University of Arizona, USA.
University of Illinois at Urbana-Champaign, USA; Beckman Institute for Advanced Science and Technology, USA.
Neuropsychologia. 2020 Feb 3;137:107294. doi: 10.1016/j.neuropsychologia.2019.107294. Epub 2019 Dec 7.

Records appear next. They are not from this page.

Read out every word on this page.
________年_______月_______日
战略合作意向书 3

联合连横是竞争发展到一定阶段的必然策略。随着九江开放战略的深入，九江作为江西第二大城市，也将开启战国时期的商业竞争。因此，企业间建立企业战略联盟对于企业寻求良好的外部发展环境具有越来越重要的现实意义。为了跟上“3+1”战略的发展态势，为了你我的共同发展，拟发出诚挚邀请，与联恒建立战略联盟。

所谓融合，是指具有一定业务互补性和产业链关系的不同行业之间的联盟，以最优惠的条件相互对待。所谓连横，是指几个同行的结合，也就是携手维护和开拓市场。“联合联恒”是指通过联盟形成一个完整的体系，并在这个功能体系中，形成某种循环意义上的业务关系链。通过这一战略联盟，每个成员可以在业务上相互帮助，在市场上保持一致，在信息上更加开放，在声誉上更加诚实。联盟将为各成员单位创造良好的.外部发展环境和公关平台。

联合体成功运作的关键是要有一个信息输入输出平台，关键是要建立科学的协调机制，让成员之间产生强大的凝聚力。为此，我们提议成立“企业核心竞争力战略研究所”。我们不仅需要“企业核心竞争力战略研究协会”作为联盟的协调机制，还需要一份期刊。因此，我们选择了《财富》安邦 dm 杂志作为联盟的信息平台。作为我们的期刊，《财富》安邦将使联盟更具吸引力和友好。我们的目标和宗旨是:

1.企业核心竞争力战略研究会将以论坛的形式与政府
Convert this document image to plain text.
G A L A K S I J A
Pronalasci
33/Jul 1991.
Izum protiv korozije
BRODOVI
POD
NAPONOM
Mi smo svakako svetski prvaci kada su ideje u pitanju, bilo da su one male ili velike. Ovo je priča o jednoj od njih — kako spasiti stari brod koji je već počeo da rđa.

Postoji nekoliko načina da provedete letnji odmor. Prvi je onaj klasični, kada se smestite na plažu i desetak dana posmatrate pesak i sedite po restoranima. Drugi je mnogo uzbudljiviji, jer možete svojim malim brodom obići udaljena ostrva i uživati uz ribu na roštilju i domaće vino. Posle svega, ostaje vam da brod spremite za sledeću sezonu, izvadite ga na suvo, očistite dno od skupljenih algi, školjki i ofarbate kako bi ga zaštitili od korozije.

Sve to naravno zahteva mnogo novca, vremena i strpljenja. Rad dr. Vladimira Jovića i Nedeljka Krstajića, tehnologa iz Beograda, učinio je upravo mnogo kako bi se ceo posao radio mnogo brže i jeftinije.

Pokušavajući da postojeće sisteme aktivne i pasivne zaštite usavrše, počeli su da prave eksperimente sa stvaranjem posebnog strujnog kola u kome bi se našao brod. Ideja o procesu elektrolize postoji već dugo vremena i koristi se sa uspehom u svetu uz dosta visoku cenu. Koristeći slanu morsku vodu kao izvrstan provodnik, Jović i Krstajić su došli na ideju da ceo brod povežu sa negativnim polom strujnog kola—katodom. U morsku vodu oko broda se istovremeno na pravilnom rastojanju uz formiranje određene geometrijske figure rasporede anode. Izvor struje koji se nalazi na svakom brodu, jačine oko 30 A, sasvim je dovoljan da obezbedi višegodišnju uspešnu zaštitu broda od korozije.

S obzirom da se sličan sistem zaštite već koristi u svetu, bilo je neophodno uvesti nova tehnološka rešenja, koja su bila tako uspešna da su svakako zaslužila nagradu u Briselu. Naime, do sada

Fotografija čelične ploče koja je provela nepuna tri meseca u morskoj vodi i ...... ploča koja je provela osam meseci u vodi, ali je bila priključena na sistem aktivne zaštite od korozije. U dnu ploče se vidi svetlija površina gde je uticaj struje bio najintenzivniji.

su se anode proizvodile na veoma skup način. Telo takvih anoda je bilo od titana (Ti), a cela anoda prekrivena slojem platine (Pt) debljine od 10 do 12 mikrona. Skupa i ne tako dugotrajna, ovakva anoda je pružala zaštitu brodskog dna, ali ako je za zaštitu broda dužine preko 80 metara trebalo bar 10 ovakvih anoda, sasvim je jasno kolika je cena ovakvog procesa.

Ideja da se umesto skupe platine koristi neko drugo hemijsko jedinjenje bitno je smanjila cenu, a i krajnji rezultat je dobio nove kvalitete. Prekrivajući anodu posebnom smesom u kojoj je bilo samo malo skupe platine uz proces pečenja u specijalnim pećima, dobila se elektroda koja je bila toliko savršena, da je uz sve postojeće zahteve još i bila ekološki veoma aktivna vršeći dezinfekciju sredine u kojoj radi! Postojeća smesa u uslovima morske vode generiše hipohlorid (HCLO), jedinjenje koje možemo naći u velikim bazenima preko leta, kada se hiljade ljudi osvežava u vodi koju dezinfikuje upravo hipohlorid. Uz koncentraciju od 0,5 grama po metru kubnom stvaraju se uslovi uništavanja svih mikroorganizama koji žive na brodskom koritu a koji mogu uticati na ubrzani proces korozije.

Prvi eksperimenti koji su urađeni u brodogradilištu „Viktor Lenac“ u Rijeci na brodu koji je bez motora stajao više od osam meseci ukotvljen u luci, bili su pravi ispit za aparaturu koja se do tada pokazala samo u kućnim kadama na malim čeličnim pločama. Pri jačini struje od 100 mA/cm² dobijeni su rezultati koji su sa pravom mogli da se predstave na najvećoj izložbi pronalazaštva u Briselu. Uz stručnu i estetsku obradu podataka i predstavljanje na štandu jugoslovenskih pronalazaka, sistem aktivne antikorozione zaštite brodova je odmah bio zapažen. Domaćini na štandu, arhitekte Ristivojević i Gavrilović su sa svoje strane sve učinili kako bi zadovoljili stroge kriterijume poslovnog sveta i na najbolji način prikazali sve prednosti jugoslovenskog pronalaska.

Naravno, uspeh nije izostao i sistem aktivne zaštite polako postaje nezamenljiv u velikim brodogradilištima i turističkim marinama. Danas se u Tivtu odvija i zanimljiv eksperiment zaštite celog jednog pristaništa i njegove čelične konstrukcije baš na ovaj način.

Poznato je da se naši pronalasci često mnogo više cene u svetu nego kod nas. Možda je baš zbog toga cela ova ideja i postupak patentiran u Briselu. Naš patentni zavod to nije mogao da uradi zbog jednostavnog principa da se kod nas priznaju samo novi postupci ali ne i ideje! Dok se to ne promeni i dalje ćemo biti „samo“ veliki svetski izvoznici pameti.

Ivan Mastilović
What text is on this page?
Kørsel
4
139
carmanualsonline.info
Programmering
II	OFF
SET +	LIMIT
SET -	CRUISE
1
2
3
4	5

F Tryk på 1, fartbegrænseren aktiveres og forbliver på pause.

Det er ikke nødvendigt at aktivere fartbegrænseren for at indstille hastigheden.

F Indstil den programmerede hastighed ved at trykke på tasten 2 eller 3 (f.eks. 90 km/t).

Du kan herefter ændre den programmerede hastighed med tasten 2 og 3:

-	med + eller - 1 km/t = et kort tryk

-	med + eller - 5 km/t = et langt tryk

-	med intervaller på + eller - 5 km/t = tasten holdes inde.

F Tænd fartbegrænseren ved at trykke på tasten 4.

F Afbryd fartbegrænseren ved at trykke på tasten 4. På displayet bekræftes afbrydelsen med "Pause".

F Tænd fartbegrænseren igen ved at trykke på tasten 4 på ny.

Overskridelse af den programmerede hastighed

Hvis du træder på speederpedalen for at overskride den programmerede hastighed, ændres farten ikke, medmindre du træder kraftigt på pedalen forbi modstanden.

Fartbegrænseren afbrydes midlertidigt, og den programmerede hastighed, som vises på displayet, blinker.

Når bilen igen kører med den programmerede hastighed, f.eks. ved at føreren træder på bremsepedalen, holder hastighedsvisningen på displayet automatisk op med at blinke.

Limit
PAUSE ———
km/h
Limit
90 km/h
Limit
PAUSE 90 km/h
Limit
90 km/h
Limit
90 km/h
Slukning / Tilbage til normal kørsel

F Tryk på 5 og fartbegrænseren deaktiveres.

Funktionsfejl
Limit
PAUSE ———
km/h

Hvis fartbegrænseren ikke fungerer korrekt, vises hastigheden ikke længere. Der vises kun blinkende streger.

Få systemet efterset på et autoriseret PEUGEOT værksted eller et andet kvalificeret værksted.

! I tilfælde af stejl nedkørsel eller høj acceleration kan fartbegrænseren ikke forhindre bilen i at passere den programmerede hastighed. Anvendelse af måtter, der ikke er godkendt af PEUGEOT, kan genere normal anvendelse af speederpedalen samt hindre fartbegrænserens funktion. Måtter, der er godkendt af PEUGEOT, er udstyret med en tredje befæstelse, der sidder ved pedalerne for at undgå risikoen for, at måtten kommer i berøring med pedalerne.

We investigated the role that semantic constraint and participant control over stimulus presentation have on early stages of visual word recognition. Namely, we tested how the presence of a highly constraining sentential context influences the expectations that readers have during incremental sentence processing. Further, we tested whether allowing participants to self-pace the experiment affected early sensory perceptions of written stimuli. Event-related potentials (ERPs) were recorded in three experiments. Participants read sentences containing a target word from one of four conditions: 1) the target, spelled as expected; 2) the target with two internal characters transposed; 3) a nonword one vowel different from a target; or 4) an illegal consonant string. In Experiment 1, sentences were minimally constraining up to the target word (average cloze at target word: 0.01); in Experiments 2 and 3, sentences were highly constraining (average cloze at target word: 0.93). In both Experiments 1 and 2, sentences were presented using rapid-serial-visual presentation (RSVP). In Experiment 3, participants saw the same sentences used in Experiment 2 but were allowed to self-pace the presentation of each word in every trial. In Experiments 1 and 2, results showed early neural sensitivity to nonsensical consonant strings only, and only when they appeared within high constraint. In Experiment 3, results showed graded N170 effects to all target words containing unexpected visual information. P600 modulations were observed in all three experiments, indexing the difficulty of processing unexpected orthography, particularly in downstream, integrative processing. Results support a nuanced view of early visual processing, namely one arguing that visual processing is more fine-grained the more control participants have over how they read.
我们研究了语义约束和参与者对刺激呈现的控制在视觉单词识别的早期阶段所起的作用。具体来说,我们测试了高度约束性的句子语境的存在如何影响读者在增量句子处理过程中的期望。此外,我们还测试了允许参与者自行控制实验是否会影响对书面刺激的早期感官感知。在三个实验中记录了事件相关电位(ERP)。参与者阅读包含目标词的句子,这些句子来自以下四种条件之一:1)目标词,按预期拼写;2)目标词内部的两个字符调换;3)与目标词相差一个元音的非单词;或 4)非法的辅音串。在实验 1 中,句子在目标词之前的约束性最小(目标词处的平均 cloze 值:0.01);在实验 2 和实验 3 中,句子的约束性很强(目标词处的平均 cloze 值:0.93)。在实验 1 和实验 2 中,句子都是通过快速连续视觉呈现(RSVP)呈现的。在实验 3 中,参与者看到了与实验 2 中相同的句子,但允许他们自行控制每个单词在每个试验中的呈现。在实验 1 和实验 2 中,结果仅显示了对不合理的辅音串的早期神经敏感性,并且仅在它们出现在高约束性条件下时才会显示。在实验 3 中,结果显示,对于所有包含意外视觉信息的目标词,都有分级的 N170 效应。在所有三个实验中都观察到了 P600 调制,这表明处理意外正字法的难度,特别是在下游的整合处理中。结果支持了对早期视觉处理的细致看法,即参与者对阅读方式的控制越多,视觉处理就越精细。